Milagrymos

Friday! And everything that comes with it.

To add to the melancholia of this week, it’s Nicholas’ birthday today; and I can’t remember the exact day, but it was this week four years ago that I lost one of the motherly figures in my life (a manager at work when I was living in Philadelphia, thieving food and living wild) in a car crash. Still no funeral plans for my brother’s godfather, but I’m sure they’ll be on the horizon soon.

I heard this song today for the first time:

The lyrics are just, “(No,) I can’t stop it,” over and over, with a constant heartbeat underneath. But somehow the singer’s voice just seems to soar from hesitant to resigned to mournful to awestruck to exultant to enraged in four short minutes. That seems to echo how I feel about the inertia of this week(/month, really), and I worked those feelings into this piece. There’s something haunting and macabre, but beautiful and peaceful about the whole thing. Form-wise, this is Khara House original, called the settennet, sort of a shadormish form. It’s also for her challenge to coin a word for a feeling that doesn’t have a single word to represent it. So, I offer this, in whatever language will have it:

milagrymos (n) (derivation: milagro, Spanish, “miracle” + lachrymosus, Greek via Latin, “tearful”) — the feeling of being helpless to resist being carried along by the events in one’s life, which all seem to be beautiful and devastating at the same time

I also offered Khara a form in response, so I’ll re-iterate my kyrioum that I made for the poem Botany, Shmotany a while back. It’s a kyrielle/pantoum combo: iambic tetrameter (rare for me!), and the lines go A1A2B1B2 // A2A3B2B3 // A3A4B3B2 // A4A5B2B4 // … // AxA1B2B1 at the end. Check it out, see how it’s constructed, give it a whirl if you’ve a mind to.
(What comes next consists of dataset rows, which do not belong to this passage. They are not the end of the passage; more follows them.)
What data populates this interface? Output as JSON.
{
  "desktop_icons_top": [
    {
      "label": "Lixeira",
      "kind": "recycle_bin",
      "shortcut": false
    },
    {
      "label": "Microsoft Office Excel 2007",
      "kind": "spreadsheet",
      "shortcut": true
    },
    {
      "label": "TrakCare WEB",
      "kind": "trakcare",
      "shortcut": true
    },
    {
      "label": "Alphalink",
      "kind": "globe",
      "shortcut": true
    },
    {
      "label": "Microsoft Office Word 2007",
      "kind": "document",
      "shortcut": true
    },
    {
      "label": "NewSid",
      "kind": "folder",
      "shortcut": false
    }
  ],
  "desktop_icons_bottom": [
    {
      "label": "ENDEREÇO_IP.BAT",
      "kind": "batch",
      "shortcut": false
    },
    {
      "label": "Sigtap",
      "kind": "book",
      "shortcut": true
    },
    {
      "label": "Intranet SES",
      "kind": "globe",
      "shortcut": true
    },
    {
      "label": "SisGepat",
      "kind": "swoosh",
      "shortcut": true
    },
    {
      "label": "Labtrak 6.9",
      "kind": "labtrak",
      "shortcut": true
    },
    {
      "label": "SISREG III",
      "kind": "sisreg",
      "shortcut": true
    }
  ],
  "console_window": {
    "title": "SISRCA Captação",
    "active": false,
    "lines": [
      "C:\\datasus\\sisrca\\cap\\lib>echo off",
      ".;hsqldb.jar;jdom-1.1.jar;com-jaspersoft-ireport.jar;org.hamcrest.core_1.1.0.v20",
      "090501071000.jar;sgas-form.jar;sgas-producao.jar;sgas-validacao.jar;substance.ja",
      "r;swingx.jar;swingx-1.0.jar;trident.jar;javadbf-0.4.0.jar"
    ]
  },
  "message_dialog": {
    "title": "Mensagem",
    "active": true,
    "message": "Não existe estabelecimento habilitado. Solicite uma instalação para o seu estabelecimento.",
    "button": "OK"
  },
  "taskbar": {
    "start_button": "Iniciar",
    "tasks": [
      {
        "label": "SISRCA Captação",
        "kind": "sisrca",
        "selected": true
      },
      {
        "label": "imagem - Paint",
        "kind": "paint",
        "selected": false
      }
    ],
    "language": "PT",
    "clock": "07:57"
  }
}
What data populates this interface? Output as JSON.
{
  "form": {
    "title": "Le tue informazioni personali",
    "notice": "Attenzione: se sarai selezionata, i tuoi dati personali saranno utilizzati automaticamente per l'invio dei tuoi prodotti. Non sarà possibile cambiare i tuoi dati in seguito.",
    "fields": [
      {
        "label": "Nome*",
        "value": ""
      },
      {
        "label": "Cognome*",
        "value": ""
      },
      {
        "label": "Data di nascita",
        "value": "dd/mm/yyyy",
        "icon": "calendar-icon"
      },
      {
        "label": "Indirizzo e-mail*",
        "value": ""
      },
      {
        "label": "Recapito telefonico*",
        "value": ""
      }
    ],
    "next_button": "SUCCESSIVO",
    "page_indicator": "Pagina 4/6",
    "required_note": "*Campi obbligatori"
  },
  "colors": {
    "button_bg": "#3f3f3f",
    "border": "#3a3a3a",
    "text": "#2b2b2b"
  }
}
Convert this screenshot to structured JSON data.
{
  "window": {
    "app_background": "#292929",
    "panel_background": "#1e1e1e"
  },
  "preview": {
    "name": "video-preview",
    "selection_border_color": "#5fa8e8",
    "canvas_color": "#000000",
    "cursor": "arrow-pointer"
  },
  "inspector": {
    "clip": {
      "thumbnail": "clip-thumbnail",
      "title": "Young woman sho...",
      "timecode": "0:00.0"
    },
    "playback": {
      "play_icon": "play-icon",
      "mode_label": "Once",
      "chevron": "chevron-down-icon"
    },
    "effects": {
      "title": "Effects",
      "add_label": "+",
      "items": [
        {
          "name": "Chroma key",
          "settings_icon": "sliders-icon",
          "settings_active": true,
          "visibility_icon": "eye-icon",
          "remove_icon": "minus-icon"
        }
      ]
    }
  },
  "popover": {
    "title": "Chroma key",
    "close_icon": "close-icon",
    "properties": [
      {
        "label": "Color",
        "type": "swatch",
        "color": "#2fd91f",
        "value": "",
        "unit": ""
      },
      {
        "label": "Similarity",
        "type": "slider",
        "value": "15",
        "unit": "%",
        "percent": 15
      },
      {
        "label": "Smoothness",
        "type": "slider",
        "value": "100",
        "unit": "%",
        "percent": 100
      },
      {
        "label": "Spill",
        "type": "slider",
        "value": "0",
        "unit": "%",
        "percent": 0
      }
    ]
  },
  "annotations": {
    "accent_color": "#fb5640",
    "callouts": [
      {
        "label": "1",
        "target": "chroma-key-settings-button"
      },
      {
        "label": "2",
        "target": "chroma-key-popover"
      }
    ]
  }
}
After posting this, I’m going to type up my long poem and send it to a few choice people for their feedback. Then I’m going to take every feeling that’s in me right now and pour it into the mould of another poem I’ve been thinking about for Nicholas, for weeks. And a poem of mine is up at Red Fez this issue, so you should check it out!

Milagrymos

Who would not want to stop
time
dead– examine it
crawling
the seafloor rocks,
searching for
its venomed barbs, its slow sting?

Who has never balanced
rhyme
against reason– been
falling
in love with that
helplessness
raging with wonder and fear?

Who can speak the utter
name
for it– realizing
this beat,
forward motion,
the long tide
littered with our thousand shells?

Who is seduced by the
same
thing twice– swept off
their feet
by saltwater,
caught off guard,
dazzled with one perfect tear?

Botany, Shmotany

Tongue planted firmly in cheek, because Margo Roby is exhorting us to write (ugh) a kyrielle this week. There are few forms that I am less enthused about (maybe the rondelet?), and I muttered, “more like kyri-HELL” when I saw the prompt. Which of course became the thematic impulse for this little ditty. I decided to mess around with the form a little and combine it with the pantoum to create some hybrid abomination that I’ll call the kyrioum. Because grafting and messing around are what botany is all (well, partly) about. The rest of the poem came right out of that.

I won’t say how quickly I scribbled it. But also I cheated by using near-rhymes. Tessa says it reminds her of Edward Gorey, which is a compliment I can certainly live with.

Botany, Shmotany

What would they garden with, in Hell,
where sulfur rains and light is fell?
The ground stripped bare of root and leaf,
and shuddering stillness laid beneath?

Where sulfur rains and light is fell,
the spider lily won’t grow well.
A shuddering stillness laid beneath
defies the thistle’s thorny teeth.

The spider lily won’t grow well,
nor pitcher plant unfurl its bell.
Death eyes the thistle’s thorny teeth
with shuddering stillness laid beneath.

No pitcher plant unfurls its bell
except where slime molds already dwell.
A shuddering stillness laid beneath
the soil is every seedling’s thief.

Except where slime molds already dwell,
white sinnerbones strain like a spell
from soil. Is every seedling’s thief
this shuddering stillness laid beneath?

White sinnerbones strain like a spell:
what wood they garden with, in Hell,
in shuddering stillness! Laid beneath,
the ground, stripped bare of root and leaf.